Sync PolarDB MySQL to AnalyticDB MySQL V3.0 for Real-Time Analytics - DTS

Data Transmission Service (DTS) lets you continuously synchronize data from a PolarDB for MySQL cluster to an AnalyticDB for MySQL V3.0 cluster. This enables you to use AnalyticDB for MySQL to power internal business intelligence (BI) systems, interactive query systems, and real-time reporting systems.

What this task supports:

Full initial load followed by continuous incremental synchronization using binary logging (CDC)
Three synchronization topologies: one-to-one, one-to-many, and many-to-one
DML operations (INSERT, UPDATE, DELETE) and the most common DDL operations
Optional multi-table merging for OLAP consolidation scenarios

Prerequisites

Before you begin, make sure you have:

A PolarDB for MySQL cluster. See Purchase a subscription cluster or Purchase a pay-as-you-go cluster
A destination AnalyticDB for MySQL V3.0 cluster. See Create a cluster
Available storage space on the destination cluster that exceeds the total data size of the source cluster

Billing

Synchronization type	Fee
Schema synchronization and full data synchronization	Free
Incremental data synchronization	Charged. See Billing overview

Supported synchronization topologies

One-way one-to-one synchronization
One-way one-to-many synchronization
One-way many-to-one synchronization

SQL operations that can be synchronized

Type	Supported operations
DML	INSERT, UPDATE, DELETE
DDL	CREATE TABLE, DROP TABLE, RENAME TABLE, TRUNCATE TABLE, ADD COLUMN, MODIFY COLUMN, DROP COLUMN

How DML operations behave on the destination:

UPDATE statements are automatically converted to REPLACE INTO when written to the destination AnalyticDB for MySQL V3.0 cluster.
If an UPDATE targets the primary key, it is converted to a DELETE followed by an INSERT.

Warning

If you change the data type of a field in the source table during synchronization, the data synchronization task fails. To recover: 1. The data synchronization task fails when the data type of a field in the source table is changed during synchronization. 2. Create a new table (for example, customer_new) in the destination cluster with the same schema as the updated source table. 3. Copy all data from the original destination table into the new table using INSERT INTO SELECT. 4. Rename or delete the original destination table, then rename the new table to match the original name. 5. Restart the data synchronization task in the DTS console.

Limitations

Source database requirements

Tables must have a PRIMARY KEY or UNIQUE constraint, with all fields unique. Without this, the destination may contain duplicate records.
If you synchronize tables individually (not at the database level) and need to rename tables or columns in the destination, a single task supports up to 1,000 tables.
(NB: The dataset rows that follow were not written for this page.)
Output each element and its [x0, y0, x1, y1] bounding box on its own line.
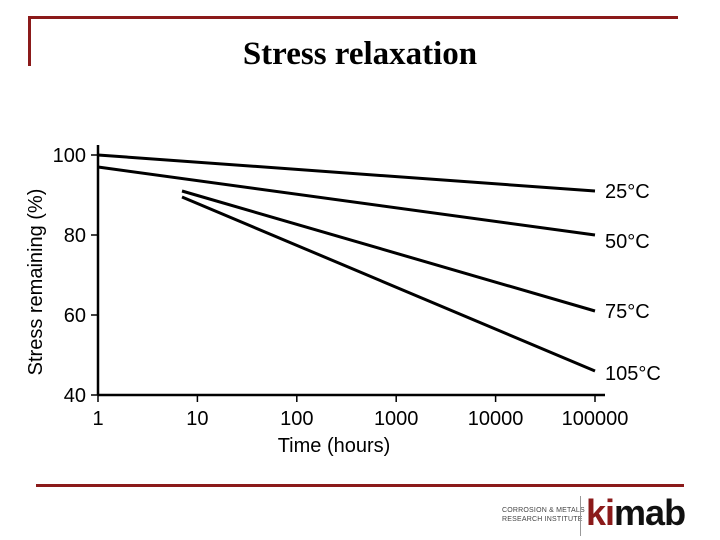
y-tick-label: 40: [64, 385, 86, 407]
x-tick-label: 10000: [468, 408, 524, 430]
logo-wordmark-ki: ki: [586, 492, 615, 533]
logo-institute-text: CORROSION & METALS RESEARCH INSTITUTE: [502, 506, 585, 524]
kimab-logo: CORROSION & METALS RESEARCH INSTITUTE ki…: [500, 492, 700, 538]
series-line: [97, 153, 596, 193]
y-tick-label: 100: [53, 145, 86, 167]
slide-title: Stress relaxation: [242, 36, 478, 72]
logo-line-1: CORROSION & METALS: [502, 507, 585, 514]
chart-series: 25°C 50°C 75°C 105°C: [97, 153, 661, 385]
series-line: [97, 165, 596, 237]
x-tick-label: 10: [186, 408, 208, 430]
x-tick-label: 100: [280, 408, 313, 430]
chart-axes: [96, 145, 605, 397]
logo-line-2: RESEARCH INSTITUTE: [502, 516, 583, 523]
series-end-label: 50°C: [605, 231, 650, 253]
y-tick-label: 80: [64, 225, 86, 247]
slide-frame-bottom-rule: [36, 484, 684, 487]
series-line: [181, 195, 596, 373]
y-tick-label: 60: [64, 305, 86, 327]
x-tick-label: 1: [92, 408, 103, 430]
logo-wordmark-mab: mab: [614, 492, 686, 533]
x-axis-label: Time (hours): [278, 435, 391, 457]
stress-relaxation-chart: 100 80 60 40 1 10 100 1000 10000 100000 25°C 50°C 7…: [25, 145, 661, 457]
series-end-label: 25°C: [605, 181, 650, 203]
logo-wordmark: kimab: [586, 492, 686, 534]
series-line: [181, 189, 596, 313]
series-end-label: 75°C: [605, 301, 650, 323]
slide-frame-top-rule: [30, 16, 678, 19]
chart-ticks: 100 80 60 40 1 10 100 1000 10000 100000: [53, 145, 629, 430]
logo-divider: [580, 496, 581, 536]
slide-frame-left-rule: [28, 16, 31, 66]
y-axis-label: Stress remaining (%): [25, 189, 47, 376]
series-end-label: 105°C: [605, 363, 661, 385]
x-tick-label: 1000: [374, 408, 419, 430]
x-tick-label: 100000: [562, 408, 629, 430]
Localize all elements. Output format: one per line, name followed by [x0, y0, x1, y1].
Exceeding this limit causes a request error. Split the workload across multiple tasks, or synchronize at the database level instead.
Binary logging must be enabled, and the loose_polar_log_bin parameter must be set to ON. If it is not, the precheck fails and the task cannot start. See Enable binary logging and Modify parameters.
Enabling binary logging on a PolarDB for MySQL cluster incurs storage charges for the binary log files.
Retain binary logs for at least 3 days; 7 days is recommended. If the retention period is too short, data inconsistency or data loss may occur, and DTS Service Level Agreement (SLA) guarantees may not apply. See the Modify the retention period section in Enable binary logging.
During synchronization, do not execute DDL statements that modify primary keys or add comments (for example, ALTER TABLE table_name COMMENT='Table comments';). Such statements have no effect.
During schema synchronization and full data synchronization, do not run DDL statements that change database or table schemas. Doing so causes the task to fail.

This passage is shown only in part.